Carly was silent for a couple of seconds, then she said, “Emily doesn’t know I’m seeing anyone. Brian and I have been dating about two months, but I haven’t introduced them. I want to be sure it’s going to last.”

He didn’t care about his ex-wife seeing a guy, but he hated the thought of his daughter having another father in her life.

“I won’t tell her,” he said.

“Thanks. I wish I could be more helpful on the food thing.”

“I’ll deal with it. I suppose in some courts, the judge would say I earned it.”

“You need to give both of you some time,” Carly told him. “That’s what this summer is about.”

“I know. I’ll send you an e-mail in a couple of days and let you know how things are going.”

“I appreciate that. Take care, Mac.”

“You, too.”

He hung up the phone and returned to the kitchen.

Emily sat where he’d left her. The only change was the stuffed rhino in her arms.

“Elvis have any advice for me?” he asked.

Wariness filled her wide blue eyes as she shook her head.

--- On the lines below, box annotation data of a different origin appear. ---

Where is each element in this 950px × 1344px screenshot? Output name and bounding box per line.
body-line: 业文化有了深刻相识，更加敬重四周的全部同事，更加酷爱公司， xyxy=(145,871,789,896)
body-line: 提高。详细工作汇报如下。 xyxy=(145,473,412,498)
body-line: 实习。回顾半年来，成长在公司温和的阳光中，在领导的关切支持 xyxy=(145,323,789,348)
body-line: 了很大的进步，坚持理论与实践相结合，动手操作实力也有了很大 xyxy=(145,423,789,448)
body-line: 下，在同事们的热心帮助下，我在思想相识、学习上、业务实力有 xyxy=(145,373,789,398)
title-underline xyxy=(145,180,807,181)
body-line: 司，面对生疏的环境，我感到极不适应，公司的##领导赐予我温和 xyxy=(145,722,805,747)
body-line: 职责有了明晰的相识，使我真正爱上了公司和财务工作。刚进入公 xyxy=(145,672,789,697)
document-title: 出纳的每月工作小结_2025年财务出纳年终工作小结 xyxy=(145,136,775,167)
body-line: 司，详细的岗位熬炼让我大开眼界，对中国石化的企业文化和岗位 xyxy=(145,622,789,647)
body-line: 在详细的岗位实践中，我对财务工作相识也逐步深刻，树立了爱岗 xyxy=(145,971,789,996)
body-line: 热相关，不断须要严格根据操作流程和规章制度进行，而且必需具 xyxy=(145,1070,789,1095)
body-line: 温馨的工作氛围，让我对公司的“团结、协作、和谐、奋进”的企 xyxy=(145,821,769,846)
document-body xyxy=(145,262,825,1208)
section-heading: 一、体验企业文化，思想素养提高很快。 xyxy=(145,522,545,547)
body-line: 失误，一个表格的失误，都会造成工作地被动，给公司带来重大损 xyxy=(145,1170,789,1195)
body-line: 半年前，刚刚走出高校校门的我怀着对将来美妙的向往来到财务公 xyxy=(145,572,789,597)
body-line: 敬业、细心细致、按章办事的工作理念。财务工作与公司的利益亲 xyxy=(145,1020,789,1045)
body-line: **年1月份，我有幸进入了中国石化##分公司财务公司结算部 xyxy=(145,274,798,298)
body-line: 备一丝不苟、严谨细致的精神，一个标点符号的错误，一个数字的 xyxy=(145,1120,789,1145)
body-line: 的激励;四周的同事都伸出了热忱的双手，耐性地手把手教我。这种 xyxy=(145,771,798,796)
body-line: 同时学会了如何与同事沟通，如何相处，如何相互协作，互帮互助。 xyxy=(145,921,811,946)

“Just like a rhino. I can’t get him to shut up when I’m driving. He’s always telling me what lane to be in and where to turn. But now, when I need some instructions, he doesn’t say a word.”

Emily bit down on her lower lip. Mac hoped it was to keep from smiling.

He gave an exaggerated sigh. “Purple, huh?”

She nodded.

“Okay, kiddo. Let’s hit the grocery store and get you some breakfast.”

“Can I have Pop-Tarts?” she asked as she slid off the chair. “They’re purple.”